Manifestation

by | Jun 27, 2023 | Flash Fiction | 0 comments

Clari’s fingers ran along the dots of the book. Ze paused pondering over the word. Carmine, the dots said. First, it was the usual definition hir mind suggested: bright red colour, pigment, hex code #D70040 – empty notions ze had learnt by heart in false hope it would give hir orientation. Then suddenly, where a week ago there was the uniformity of blackness, a fountain of juicy vividness spurted up in hir imagination. It rose high and dried in the flight, settling down as crumbly, thin flakes, much less dazzling in appearance. Ze rubbed the rusty – that was the word – dust into hir left palm with hir right thumb; the monotonous gesture stirred the memories of the agitated mind and brought back whispers.

“Holy shit, the kid made a mess of her wrists – will she survive?” the always grumpy voice of the inspector puffed in her face.

“It’s hir and ze,” somebody – the doctor? – corrected.

 “Fuck, in my custody. You know what hir dear father-president would do to me if ze kicks the bucket?! She was their last test subject! You’ll go down with me if she isn’t fit for her trials tomorrow.”

“Ze would need transfusion and rest. Surely, they can reschedule if it’s so important.”

“You tell him yourself then, that the fucking stuff in her head is going to be lost.”

“What do they want with hir anyway?” fingers in sleek latex gloves pressed at hir temples and rubbed hir neck. “Isn’t ze blind?”

“Which makes her ideal to grow some special gilial cells in there.”

“It’s glial and please call hir ze.” The doctor lowered hir head down and clicked their fingers. There were footsteps, and ze was raised off the floor.

“I don’t care! And so shouldn’t you. Because without those glial things, the implants in your and my brain and all the rest of survivors are gonna turn our grey matter into sludge. Fancy that?”

Clari didn’t remember the reply. Instead ze remembered the jolting, the nausea, the strange tingling in hir muscles as more of the world ze’d never seen slipped away – smells, sounds, surfaces (she panicked – wasn’t she supposed just to switch off remembering all that?!) and finally the terror-tales of zombies her father-president tried to scare her with – descriptions of horrible brainless creatures she could not picture in the secure underground rooms of the mansion. He would say ze had to feel guilty for her irresponsibility, for abandoning hir people to deteriorate. But all ze wanted was to go away while ze still remembered what it is to hear, to touch, to taste, to smell – building blocks of the world the trial had been taking away from hir.

The current Clari was still rubbing the imaginary dust into hir palm and staring at it in hir imagination. The door opened – there came the familiar, heel-heavy footsteps of the doctor. Hir eyelids fluttered, and the layers of greyness began to shed off, revealing a tall, lank figure with a prematurely balding patch on the crown of his head.

“How are you feeling, Clari?” his baritone was wary, yet he still smiled.

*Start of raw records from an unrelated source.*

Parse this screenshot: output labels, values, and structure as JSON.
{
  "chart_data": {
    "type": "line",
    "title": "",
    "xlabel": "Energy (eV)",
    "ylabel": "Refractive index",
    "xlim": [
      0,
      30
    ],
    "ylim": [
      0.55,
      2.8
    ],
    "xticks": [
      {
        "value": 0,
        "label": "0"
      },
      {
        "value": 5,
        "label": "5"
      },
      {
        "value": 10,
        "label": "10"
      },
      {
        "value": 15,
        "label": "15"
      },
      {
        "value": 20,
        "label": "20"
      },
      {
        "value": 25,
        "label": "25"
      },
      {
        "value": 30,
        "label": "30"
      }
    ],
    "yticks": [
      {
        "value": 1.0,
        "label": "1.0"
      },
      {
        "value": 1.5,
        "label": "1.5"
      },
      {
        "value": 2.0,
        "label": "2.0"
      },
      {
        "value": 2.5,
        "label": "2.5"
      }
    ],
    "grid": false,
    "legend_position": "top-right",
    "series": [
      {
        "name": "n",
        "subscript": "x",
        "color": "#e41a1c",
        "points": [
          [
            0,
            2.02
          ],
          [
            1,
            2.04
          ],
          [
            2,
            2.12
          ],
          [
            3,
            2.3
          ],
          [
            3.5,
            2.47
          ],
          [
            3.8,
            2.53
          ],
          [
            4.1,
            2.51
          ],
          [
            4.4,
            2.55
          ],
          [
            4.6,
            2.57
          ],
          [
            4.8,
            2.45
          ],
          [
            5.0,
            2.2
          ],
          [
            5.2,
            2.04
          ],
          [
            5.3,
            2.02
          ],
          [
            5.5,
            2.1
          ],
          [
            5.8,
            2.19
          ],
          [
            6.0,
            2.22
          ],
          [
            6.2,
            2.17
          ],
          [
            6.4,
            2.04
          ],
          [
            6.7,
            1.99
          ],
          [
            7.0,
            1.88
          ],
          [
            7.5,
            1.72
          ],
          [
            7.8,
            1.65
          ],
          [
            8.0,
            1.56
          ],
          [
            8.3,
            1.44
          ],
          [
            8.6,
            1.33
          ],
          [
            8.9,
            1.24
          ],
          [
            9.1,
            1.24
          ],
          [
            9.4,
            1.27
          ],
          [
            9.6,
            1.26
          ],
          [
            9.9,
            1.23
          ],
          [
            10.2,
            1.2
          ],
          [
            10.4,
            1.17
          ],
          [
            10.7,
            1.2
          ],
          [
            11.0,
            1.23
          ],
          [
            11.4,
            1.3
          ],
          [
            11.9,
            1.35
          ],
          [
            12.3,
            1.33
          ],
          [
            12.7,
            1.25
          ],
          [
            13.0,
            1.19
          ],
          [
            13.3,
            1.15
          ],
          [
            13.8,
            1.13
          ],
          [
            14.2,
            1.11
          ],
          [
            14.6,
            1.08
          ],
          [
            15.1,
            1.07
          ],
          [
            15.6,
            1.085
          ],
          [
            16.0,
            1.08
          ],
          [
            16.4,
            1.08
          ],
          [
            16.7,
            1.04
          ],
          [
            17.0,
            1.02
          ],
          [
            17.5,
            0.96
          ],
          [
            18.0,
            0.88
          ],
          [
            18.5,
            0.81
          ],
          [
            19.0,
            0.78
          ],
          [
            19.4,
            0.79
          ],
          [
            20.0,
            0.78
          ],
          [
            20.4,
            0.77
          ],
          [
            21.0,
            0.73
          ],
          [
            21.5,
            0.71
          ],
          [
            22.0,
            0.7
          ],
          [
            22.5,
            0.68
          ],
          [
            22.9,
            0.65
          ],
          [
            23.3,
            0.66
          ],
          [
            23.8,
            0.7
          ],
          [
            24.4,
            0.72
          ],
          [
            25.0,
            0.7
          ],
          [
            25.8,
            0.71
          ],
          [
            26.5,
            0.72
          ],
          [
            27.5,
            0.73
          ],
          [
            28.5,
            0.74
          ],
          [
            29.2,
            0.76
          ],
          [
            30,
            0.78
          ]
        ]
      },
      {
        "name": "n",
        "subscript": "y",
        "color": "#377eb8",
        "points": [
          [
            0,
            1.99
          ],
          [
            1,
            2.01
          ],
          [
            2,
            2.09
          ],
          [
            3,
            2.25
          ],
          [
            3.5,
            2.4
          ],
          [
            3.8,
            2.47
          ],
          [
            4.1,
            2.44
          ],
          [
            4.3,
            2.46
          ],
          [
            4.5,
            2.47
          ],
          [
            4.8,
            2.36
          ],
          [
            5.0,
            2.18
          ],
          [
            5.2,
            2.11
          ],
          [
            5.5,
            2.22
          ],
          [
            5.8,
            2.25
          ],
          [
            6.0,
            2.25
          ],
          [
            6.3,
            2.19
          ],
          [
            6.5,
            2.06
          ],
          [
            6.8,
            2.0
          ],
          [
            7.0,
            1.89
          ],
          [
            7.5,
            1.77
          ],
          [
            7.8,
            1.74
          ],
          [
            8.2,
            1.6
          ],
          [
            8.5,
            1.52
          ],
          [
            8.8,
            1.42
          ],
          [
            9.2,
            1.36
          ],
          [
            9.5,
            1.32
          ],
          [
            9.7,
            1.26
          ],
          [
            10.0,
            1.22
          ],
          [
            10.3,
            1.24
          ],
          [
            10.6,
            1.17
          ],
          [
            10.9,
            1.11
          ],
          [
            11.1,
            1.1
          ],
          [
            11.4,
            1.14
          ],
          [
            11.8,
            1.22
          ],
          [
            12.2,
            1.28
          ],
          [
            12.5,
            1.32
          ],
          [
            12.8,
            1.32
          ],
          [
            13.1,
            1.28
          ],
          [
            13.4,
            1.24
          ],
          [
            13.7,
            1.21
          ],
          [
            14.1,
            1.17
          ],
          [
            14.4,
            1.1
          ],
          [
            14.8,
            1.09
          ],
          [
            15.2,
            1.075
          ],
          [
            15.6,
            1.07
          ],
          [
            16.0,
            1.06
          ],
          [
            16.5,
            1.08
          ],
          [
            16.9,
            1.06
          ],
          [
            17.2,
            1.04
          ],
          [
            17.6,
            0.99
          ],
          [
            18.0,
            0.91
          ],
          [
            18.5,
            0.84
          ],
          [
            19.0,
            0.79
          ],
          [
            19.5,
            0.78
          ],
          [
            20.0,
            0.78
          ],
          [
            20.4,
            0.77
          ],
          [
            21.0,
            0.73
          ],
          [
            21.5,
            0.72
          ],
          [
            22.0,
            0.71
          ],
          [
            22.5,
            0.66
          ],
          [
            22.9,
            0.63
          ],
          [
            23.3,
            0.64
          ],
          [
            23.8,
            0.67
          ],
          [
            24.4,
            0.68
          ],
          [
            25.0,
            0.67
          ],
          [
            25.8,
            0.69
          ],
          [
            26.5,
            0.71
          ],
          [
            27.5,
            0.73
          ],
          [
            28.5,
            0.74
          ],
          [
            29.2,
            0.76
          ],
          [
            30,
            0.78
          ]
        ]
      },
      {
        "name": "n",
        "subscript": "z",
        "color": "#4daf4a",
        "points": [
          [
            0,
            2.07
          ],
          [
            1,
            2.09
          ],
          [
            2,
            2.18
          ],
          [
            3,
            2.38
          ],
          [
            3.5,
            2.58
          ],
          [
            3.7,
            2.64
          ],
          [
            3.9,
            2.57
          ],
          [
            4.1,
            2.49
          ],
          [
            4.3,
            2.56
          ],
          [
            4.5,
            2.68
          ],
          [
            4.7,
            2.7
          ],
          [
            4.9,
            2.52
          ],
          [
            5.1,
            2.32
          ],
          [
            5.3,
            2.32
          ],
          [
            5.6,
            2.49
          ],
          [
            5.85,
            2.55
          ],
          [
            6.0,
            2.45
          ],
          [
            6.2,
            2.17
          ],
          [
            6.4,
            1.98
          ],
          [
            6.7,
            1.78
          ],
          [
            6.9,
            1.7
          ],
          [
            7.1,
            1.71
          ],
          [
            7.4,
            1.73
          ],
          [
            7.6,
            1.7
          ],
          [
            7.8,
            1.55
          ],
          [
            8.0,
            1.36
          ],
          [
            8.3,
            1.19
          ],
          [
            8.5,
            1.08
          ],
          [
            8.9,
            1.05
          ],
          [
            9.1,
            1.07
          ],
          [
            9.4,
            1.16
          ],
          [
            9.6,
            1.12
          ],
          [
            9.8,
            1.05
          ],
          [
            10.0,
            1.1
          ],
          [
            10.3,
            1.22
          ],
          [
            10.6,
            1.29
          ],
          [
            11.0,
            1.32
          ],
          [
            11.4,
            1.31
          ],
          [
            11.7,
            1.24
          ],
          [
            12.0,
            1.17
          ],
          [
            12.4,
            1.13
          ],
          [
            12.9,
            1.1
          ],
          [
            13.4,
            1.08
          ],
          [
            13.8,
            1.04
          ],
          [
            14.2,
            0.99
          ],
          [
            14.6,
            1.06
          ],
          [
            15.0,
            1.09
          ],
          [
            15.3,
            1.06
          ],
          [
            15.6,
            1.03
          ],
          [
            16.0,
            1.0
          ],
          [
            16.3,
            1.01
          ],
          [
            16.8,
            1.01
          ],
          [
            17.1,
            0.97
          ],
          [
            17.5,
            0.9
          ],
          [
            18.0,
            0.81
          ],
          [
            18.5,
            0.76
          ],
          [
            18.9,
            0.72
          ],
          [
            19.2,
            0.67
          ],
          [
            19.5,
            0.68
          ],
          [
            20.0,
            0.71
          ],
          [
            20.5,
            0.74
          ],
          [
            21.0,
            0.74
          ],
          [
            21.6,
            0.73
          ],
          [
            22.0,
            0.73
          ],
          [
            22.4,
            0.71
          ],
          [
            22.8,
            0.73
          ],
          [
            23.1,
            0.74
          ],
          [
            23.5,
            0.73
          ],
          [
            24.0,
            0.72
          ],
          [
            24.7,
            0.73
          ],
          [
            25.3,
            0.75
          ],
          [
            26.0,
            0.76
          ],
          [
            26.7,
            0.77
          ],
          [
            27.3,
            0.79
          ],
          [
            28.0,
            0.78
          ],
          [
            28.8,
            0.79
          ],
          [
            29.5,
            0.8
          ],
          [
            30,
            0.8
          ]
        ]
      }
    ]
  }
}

“I can see you,” ze gasped, blinked, but the picture only got sharper. “And you have a carmine lanyard for your badge.” Was it hir dream? Just like the spurt of colour and the rusty flakes? Ze never had visual dreams before.

“Well, I could let all those glial cells go to waste since I made them postpone the trial. I decided I might use them to repair your optic recognition zone. Give it a few more days and it will be fully restored and synchronised with your implant.”

“But doesn’t it mean I won’t be able to grow them anymore.”

“Well, your father should have thought better than to use your brain as an incubator. Rest and explore your new world,” he said and exited.

Clari expected to hear the heel-heavy footsteps and thought that ze would have to observe the doctor more and connect the sound to the image. But the footsteps didn’t follow. Instead there were dull thuds and painful screams and the dragging of something heavy and limp.